Sustainability is a virtue but not necessarily the highest relevant virtue, but yes, it seems you are agreeing that the flu hype is misguided.
It's true that medical and social progress has likely limited the "plague factor" effect of many viruses, but don't pretend that many millions didn't die around 1919. That clearly did "thin the herd" whether it took the nominally weak or strong preferentially.
I think you're being simplistic about "only limit". And it kinda misses the point which is not about flu per se but about a culture which places "human life" on a pedestal where it might not belong "sustainably". Look at health care costs and how much we spend on patients in the last 6 months of old age, for instance. This is a real political issue, or at least a real issue beneath the political surface which tends to want to ignore it.
I don't agree with your use of "weak" - for one thing it mixes up individuals with the populations they are part of. Also, I'd be very surprised to see your data to support that the medically strong individuals in a medically weak society are in fact more likely to die from flu than are the weak individuals in that society. So that point seems confused or wrong.
May 12, 2009 3:51 PM | Reply | Permalink
Eds re your last para - my point was that it IS the society you are in which is the main determinant of what impact disease has (of course, within a particular soicety the weak are more likely to die - but lots of previously young healthy people die of flu/TB in poor societies, especially if they are the poor. My great-grandparents both died young in the UK in the 1919 flu epidemic. Our wealthy organised society would, I think, mean that such an epidemic would not have the same impact.)

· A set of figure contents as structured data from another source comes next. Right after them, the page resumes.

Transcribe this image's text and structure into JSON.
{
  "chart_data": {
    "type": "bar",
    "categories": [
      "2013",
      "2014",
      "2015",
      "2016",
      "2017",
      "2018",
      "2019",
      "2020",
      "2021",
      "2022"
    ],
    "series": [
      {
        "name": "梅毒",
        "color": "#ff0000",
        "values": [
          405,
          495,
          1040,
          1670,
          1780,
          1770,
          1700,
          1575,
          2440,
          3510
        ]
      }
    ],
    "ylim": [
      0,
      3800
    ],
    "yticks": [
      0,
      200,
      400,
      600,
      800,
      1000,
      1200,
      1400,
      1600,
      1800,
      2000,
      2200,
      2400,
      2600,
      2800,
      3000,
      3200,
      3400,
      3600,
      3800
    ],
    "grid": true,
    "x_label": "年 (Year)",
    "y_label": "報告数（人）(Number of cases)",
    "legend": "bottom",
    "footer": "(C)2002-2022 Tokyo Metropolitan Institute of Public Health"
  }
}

You are absolutely right about the political issue of 'a culture which places "human life" on a pedestal where it might not belong "sustainably"'. When it comes to planning to prevent harm, organised societies may take a realistic approach - eg spending money on highways improvement where fatalities are highest - realising there will always be fatalities. But when it comes to trying to undo/slow harm (eg care for the very seriously ill) its much harder to bear in mind the cost-benefit because there is an already-known person who will die sooner. But there are big debates in the UK (with our, ahem, socialised medecine) over centralised decisions that some drugs are too expensive to justify the small benefits they bring. And, as medecine means patients with very demanding dementia are kept alive for ever longer - with very expensive social care costs - we should start to ask whether that is the best way for society to use its limited resources. I'm not proposing involuntary euthanasia - but we shouldn't think that investing resources in keeping everyone alive as long as possible is a boon to society as a whole.
May 13, 2009 5:54 PM | Reply | Permalink
"of course, within a particular soicety the weak are more likely to die"
With that, it seems we are in sufficient agreement. Thanks for the discussion!